In Japan, where thousands of schools have closed in recent decades as a result of demographic changes, the nation had, in 2018, successfully repurposed 75 percent of them for uses ranging from art galleries to lodgings to community cafeterias.

The key is that adaptation efforts need to start now. Nearly every state has some form of a “climate action plan” that guides their response to environmental changes; they would be wise to develop “demographic action plans” that do the same for population changes. For instance, retrofitting old school buildings is not an easy nor swift feat. When a wing of Cold Springs Elementary School in Missoula, Montana, was converted to house community daycare programs with a $414,000 grant, project backers had to raise another $200,000 to get the process started.

Schools are only one example of demographic adaptation. America’s housing stock is ill-prepared for an aging population who will have difficulty getting around in the many inaccessible homes on the market. One could envision a national service corps dedicated to upgrading houses with accessibility items like ramps and bathroom bars that enable more seniors to age in place. Easing regulations around accessory dwelling units could empower more families to embrace multigenerational living, if that’s their desired course. This is a space ripe for innovation.

Neighborhoods themselves will need to evolve as a far higher share of the population crosses 80 and even 90 years old while parents find themselves increasingly isolated, meaning that care needs will often be mismatched with existing social and built environments.

More and more countries, for example, are experimenting with “care blocks.” Pioneered in Colombia, these are stretches of neighborhoods that provide centralized services especially designed to help mothers: educational programs, health and fitness classes like yoga, child care, legal aid, laundromats, and so on. The model could be scaled and expanded to include elder care. Similarly, community-focused food halls — like Berlin’s Markthalle Nuen — could be adopted in order to centralize food production and create a convening space for those unable to cook much for themselves.

We need to rethink how we care for each other

Cultural adaptation will be needed alongside physical adaptation. Currently, Americans rely heavily on relatives to help with both childcare and eldercare. As kin networks shrink — the decline in births mean not only fewer kids and grandkids, but fewer aunts, uncles, and cousins — there will be fewer available to help.
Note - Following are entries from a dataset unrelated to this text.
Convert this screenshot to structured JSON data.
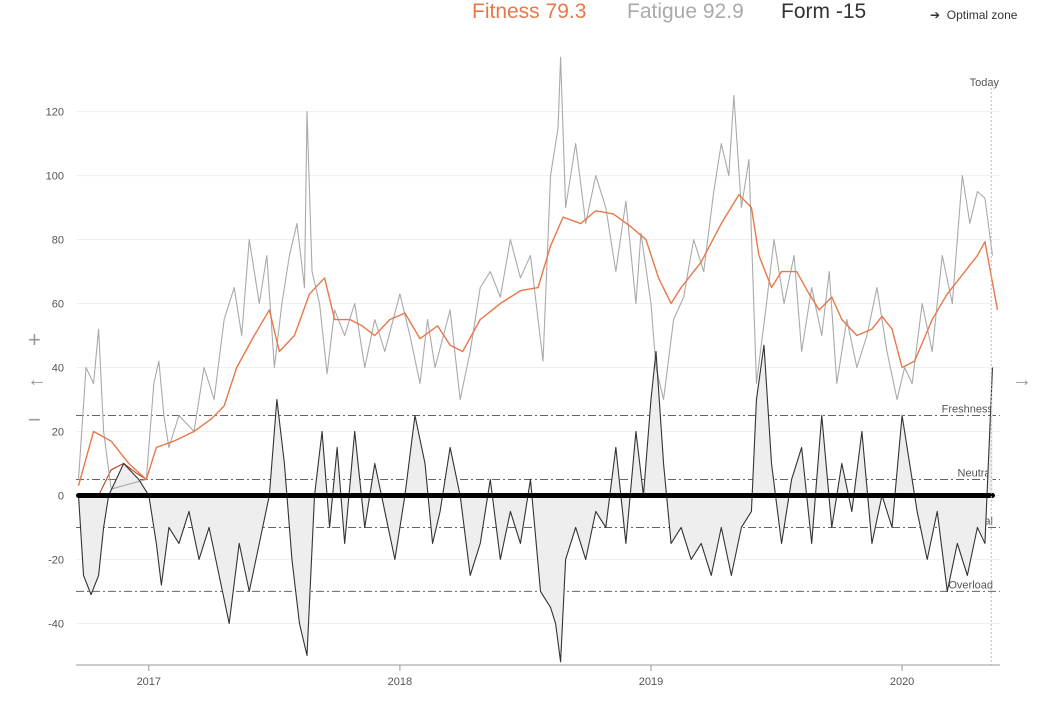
{
  "header": {
    "fitness_label": "Fitness 79.3",
    "fatigue_label": "Fatigue 92.9",
    "form_label": "Form -15",
    "optimal_zone_link": "Optimal zone",
    "arrow_glyph": "➔"
  },
  "controls": {
    "zoom_in": "+",
    "zoom_out": "−",
    "pan_left": "←",
    "pan_right": "→"
  },
  "colors": {
    "fitness": "#e8784a",
    "fatigue": "#aaaaaa",
    "form": "#333333",
    "form_fill": "#eeeeee",
    "early_curve": "#b5502a"
  },
  "chart_data": {
    "type": "line",
    "today_label": "Today",
    "x_ticks": [
      "2017",
      "2018",
      "2019",
      "2020"
    ],
    "y_ticks": [
      "120",
      "100",
      "80",
      "60",
      "40",
      "20",
      "0",
      "-20",
      "-40"
    ],
    "ylim": [
      -53,
      133
    ],
    "zones": [
      {
        "name": "Freshness",
        "value": 25
      },
      {
        "name": "Neutral",
        "value": 5
      },
      {
        "name": "Optimal",
        "value": -10
      },
      {
        "name": "Overload",
        "value": -30
      }
    ],
    "series": [
      {
        "name": "Fitness",
        "key": "fitness",
        "values": [
          [
            2016.72,
            3
          ],
          [
            2016.78,
            20
          ],
          [
            2016.85,
            17
          ],
          [
            2016.92,
            10
          ],
          [
            2016.99,
            5
          ],
          [
            2017.03,
            15
          ],
          [
            2017.1,
            17
          ],
          [
            2017.18,
            20
          ],
          [
            2017.25,
            24
          ],
          [
            2017.3,
            28
          ],
          [
            2017.35,
            40
          ],
          [
            2017.42,
            50
          ],
          [
            2017.48,
            58
          ],
          [
            2017.52,
            45
          ],
          [
            2017.58,
            50
          ],
          [
            2017.64,
            63
          ],
          [
            2017.7,
            68
          ],
          [
            2017.74,
            55
          ],
          [
            2017.8,
            55
          ],
          [
            2017.85,
            53
          ],
          [
            2017.9,
            50
          ],
          [
            2017.96,
            55
          ],
          [
            2018.02,
            57
          ],
          [
            2018.08,
            49
          ],
          [
            2018.15,
            53
          ],
          [
            2018.2,
            47
          ],
          [
            2018.25,
            45
          ],
          [
            2018.32,
            55
          ],
          [
            2018.4,
            60
          ],
          [
            2018.48,
            64
          ],
          [
            2018.55,
            65
          ],
          [
            2018.6,
            78
          ],
          [
            2018.65,
            87
          ],
          [
            2018.72,
            85
          ],
          [
            2018.78,
            89
          ],
          [
            2018.85,
            88
          ],
          [
            2018.92,
            84
          ],
          [
            2018.98,
            80
          ],
          [
            2019.03,
            68
          ],
          [
            2019.08,
            60
          ],
          [
            2019.12,
            65
          ],
          [
            2019.2,
            73
          ],
          [
            2019.28,
            85
          ],
          [
            2019.35,
            94
          ],
          [
            2019.4,
            90
          ],
          [
            2019.43,
            75
          ],
          [
            2019.48,
            65
          ],
          [
            2019.52,
            70
          ],
          [
            2019.58,
            70
          ],
          [
            2019.63,
            63
          ],
          [
            2019.67,
            58
          ],
          [
            2019.72,
            62
          ],
          [
            2019.76,
            55
          ],
          [
            2019.82,
            50
          ],
          [
            2019.88,
            52
          ],
          [
            2019.92,
            56
          ],
          [
            2019.96,
            52
          ],
          [
            2020.0,
            40
          ],
          [
            2020.05,
            42
          ],
          [
            2020.12,
            55
          ],
          [
            2020.18,
            63
          ],
          [
            2020.25,
            70
          ],
          [
            2020.3,
            75
          ],
          [
            2020.33,
            79.3
          ],
          [
            2020.38,
            58
          ]
        ]
      },
      {
        "name": "Fatigue",
        "key": "fatigue",
        "values": [
          [
            2016.72,
            5
          ],
          [
            2016.75,
            40
          ],
          [
            2016.78,
            35
          ],
          [
            2016.8,
            52
          ],
          [
            2016.82,
            20
          ],
          [
            2016.85,
            2
          ],
          [
            2016.99,
            5
          ],
          [
            2017.02,
            35
          ],
          [
            2017.04,
            42
          ],
          [
            2017.06,
            25
          ],
          [
            2017.08,
            15
          ],
          [
            2017.12,
            25
          ],
          [
            2017.18,
            20
          ],
          [
            2017.22,
            40
          ],
          [
            2017.26,
            30
          ],
          [
            2017.3,
            55
          ],
          [
            2017.34,
            65
          ],
          [
            2017.37,
            50
          ],
          [
            2017.4,
            80
          ],
          [
            2017.44,
            60
          ],
          [
            2017.47,
            75
          ],
          [
            2017.5,
            40
          ],
          [
            2017.53,
            60
          ],
          [
            2017.56,
            75
          ],
          [
            2017.59,
            85
          ],
          [
            2017.62,
            65
          ],
          [
            2017.63,
            120
          ],
          [
            2017.65,
            70
          ],
          [
            2017.68,
            60
          ],
          [
            2017.71,
            38
          ],
          [
            2017.74,
            58
          ],
          [
            2017.78,
            50
          ],
          [
            2017.82,
            60
          ],
          [
            2017.86,
            40
          ],
          [
            2017.9,
            55
          ],
          [
            2017.94,
            45
          ],
          [
            2018.0,
            63
          ],
          [
            2018.04,
            50
          ],
          [
            2018.08,
            35
          ],
          [
            2018.11,
            55
          ],
          [
            2018.14,
            40
          ],
          [
            2018.2,
            58
          ],
          [
            2018.24,
            30
          ],
          [
            2018.28,
            45
          ],
          [
            2018.32,
            65
          ],
          [
            2018.36,
            70
          ],
          [
            2018.4,
            62
          ],
          [
            2018.44,
            80
          ],
          [
            2018.48,
            68
          ],
          [
            2018.52,
            75
          ],
          [
            2018.57,
            42
          ],
          [
            2018.6,
            100
          ],
          [
            2018.63,
            115
          ],
          [
            2018.64,
            137
          ],
          [
            2018.66,
            90
          ],
          [
            2018.7,
            110
          ],
          [
            2018.74,
            85
          ],
          [
            2018.78,
            100
          ],
          [
            2018.82,
            90
          ],
          [
            2018.86,
            70
          ],
          [
            2018.9,
            92
          ],
          [
            2018.94,
            60
          ],
          [
            2018.96,
            82
          ],
          [
            2019.0,
            60
          ],
          [
            2019.02,
            40
          ],
          [
            2019.05,
            30
          ],
          [
            2019.09,
            55
          ],
          [
            2019.13,
            62
          ],
          [
            2019.17,
            80
          ],
          [
            2019.21,
            70
          ],
          [
            2019.25,
            95
          ],
          [
            2019.28,
            110
          ],
          [
            2019.31,
            100
          ],
          [
            2019.33,
            125
          ],
          [
            2019.36,
            90
          ],
          [
            2019.39,
            105
          ],
          [
            2019.42,
            35
          ],
          [
            2019.46,
            60
          ],
          [
            2019.49,
            80
          ],
          [
            2019.53,
            60
          ],
          [
            2019.57,
            75
          ],
          [
            2019.6,
            45
          ],
          [
            2019.64,
            65
          ],
          [
            2019.68,
            50
          ],
          [
            2019.71,
            70
          ],
          [
            2019.74,
            35
          ],
          [
            2019.78,
            55
          ],
          [
            2019.82,
            40
          ],
          [
            2019.86,
            50
          ],
          [
            2019.9,
            65
          ],
          [
            2019.94,
            45
          ],
          [
            2019.98,
            30
          ],
          [
            2020.01,
            40
          ],
          [
            2020.04,
            35
          ],
          [
            2020.08,
            60
          ],
          [
            2020.12,
            45
          ],
          [
            2020.16,
            75
          ],
          [
            2020.2,
            60
          ],
          [
            2020.24,
            100
          ],
          [
            2020.27,
            85
          ],
          [
            2020.3,
            95
          ],
          [
            2020.33,
            92.9
          ],
          [
            2020.36,
            75
          ]
        ]
      },
      {
        "name": "Form",
        "key": "form",
        "values": [
          [
            2016.72,
            0
          ],
          [
            2016.74,
            -25
          ],
          [
            2016.77,
            -31
          ],
          [
            2016.8,
            -25
          ],
          [
            2016.82,
            -10
          ],
          [
            2016.84,
            0
          ],
          [
            2016.9,
            10
          ],
          [
            2016.96,
            5
          ],
          [
            2017.0,
            0
          ],
          [
            2017.03,
            -15
          ],
          [
            2017.05,
            -28
          ],
          [
            2017.08,
            -10
          ],
          [
            2017.12,
            -15
          ],
          [
            2017.16,
            -5
          ],
          [
            2017.2,
            -20
          ],
          [
            2017.24,
            -10
          ],
          [
            2017.28,
            -25
          ],
          [
            2017.32,
            -40
          ],
          [
            2017.36,
            -15
          ],
          [
            2017.4,
            -30
          ],
          [
            2017.44,
            -15
          ],
          [
            2017.48,
            0
          ],
          [
            2017.51,
            30
          ],
          [
            2017.54,
            10
          ],
          [
            2017.57,
            -20
          ],
          [
            2017.6,
            -40
          ],
          [
            2017.63,
            -50
          ],
          [
            2017.66,
            0
          ],
          [
            2017.69,
            20
          ],
          [
            2017.72,
            -10
          ],
          [
            2017.75,
            15
          ],
          [
            2017.78,
            -15
          ],
          [
            2017.82,
            20
          ],
          [
            2017.86,
            -10
          ],
          [
            2017.9,
            10
          ],
          [
            2017.94,
            -5
          ],
          [
            2017.98,
            -20
          ],
          [
            2018.02,
            0
          ],
          [
            2018.06,
            25
          ],
          [
            2018.1,
            10
          ],
          [
            2018.13,
            -15
          ],
          [
            2018.16,
            -5
          ],
          [
            2018.2,
            15
          ],
          [
            2018.24,
            0
          ],
          [
            2018.28,
            -25
          ],
          [
            2018.32,
            -15
          ],
          [
            2018.36,
            5
          ],
          [
            2018.4,
            -20
          ],
          [
            2018.44,
            -5
          ],
          [
            2018.48,
            -15
          ],
          [
            2018.52,
            5
          ],
          [
            2018.56,
            -30
          ],
          [
            2018.6,
            -35
          ],
          [
            2018.62,
            -40
          ],
          [
            2018.64,
            -52
          ],
          [
            2018.66,
            -20
          ],
          [
            2018.7,
            -10
          ],
          [
            2018.74,
            -20
          ],
          [
            2018.78,
            -5
          ],
          [
            2018.82,
            -10
          ],
          [
            2018.86,
            15
          ],
          [
            2018.9,
            -15
          ],
          [
            2018.94,
            20
          ],
          [
            2018.97,
            0
          ],
          [
            2019.0,
            30
          ],
          [
            2019.02,
            45
          ],
          [
            2019.05,
            10
          ],
          [
            2019.08,
            -15
          ],
          [
            2019.12,
            -10
          ],
          [
            2019.16,
            -20
          ],
          [
            2019.2,
            -15
          ],
          [
            2019.24,
            -25
          ],
          [
            2019.28,
            -10
          ],
          [
            2019.32,
            -25
          ],
          [
            2019.36,
            -10
          ],
          [
            2019.4,
            -5
          ],
          [
            2019.42,
            30
          ],
          [
            2019.45,
            47
          ],
          [
            2019.48,
            10
          ],
          [
            2019.52,
            -15
          ],
          [
            2019.56,
            5
          ],
          [
            2019.6,
            15
          ],
          [
            2019.64,
            -15
          ],
          [
            2019.68,
            25
          ],
          [
            2019.72,
            -10
          ],
          [
            2019.76,
            10
          ],
          [
            2019.8,
            -5
          ],
          [
            2019.84,
            20
          ],
          [
            2019.88,
            -15
          ],
          [
            2019.92,
            0
          ],
          [
            2019.96,
            -10
          ],
          [
            2020.0,
            25
          ],
          [
            2020.03,
            10
          ],
          [
            2020.06,
            -5
          ],
          [
            2020.1,
            -20
          ],
          [
            2020.14,
            -5
          ],
          [
            2020.18,
            -30
          ],
          [
            2020.22,
            -15
          ],
          [
            2020.26,
            -25
          ],
          [
            2020.3,
            -10
          ],
          [
            2020.33,
            -15
          ],
          [
            2020.36,
            40
          ]
        ]
      }
    ],
    "early_fitness_curve": [
      [
        2016.72,
        0
      ],
      [
        2016.8,
        0
      ],
      [
        2016.85,
        8
      ],
      [
        2016.9,
        10
      ],
      [
        2016.95,
        7
      ],
      [
        2016.99,
        5
      ]
    ]
  }
}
This will be especially difficult for those in the “sandwich generation,” who are taking care of children and aging parents simultaneously.

Solving this means going against the grain of our increasingly isolated and atomized society and reviving a sense of community beyond our immediate families. Americans would do well to rediscover “alloparenting,” the idea that people other than parents can be actively involved in the raising of children.

However, alloparenting is not going to emerge broadly without cultural means of normalizing it. As the writer Anne Helen Petersen has explored, building bonds between those with and without children requires intentionality. We need to provide visible examples of neighbors helping neighbors to help make this kind of behavior a new norm or expectation. Establishing new rituals will be important: for instance, “bring a family friend to school day.” The benefits do not flow only to parents and children — a wider web of care relationships has the potential to be an antidote to America’s growing epidemic of loneliness and depersonalization.

The days of large families may not be coming back, but steps to adapt to a low-birth, high-age era not only could have broadly positive effects, they might, ironically, help stanch the birth rate decline. A society that is hospitable to parents and children, helps individuals pursue meaning-filled lives, and emphasizes ties of interdependence and care for an aging population may well be one in which more people want to grow their families.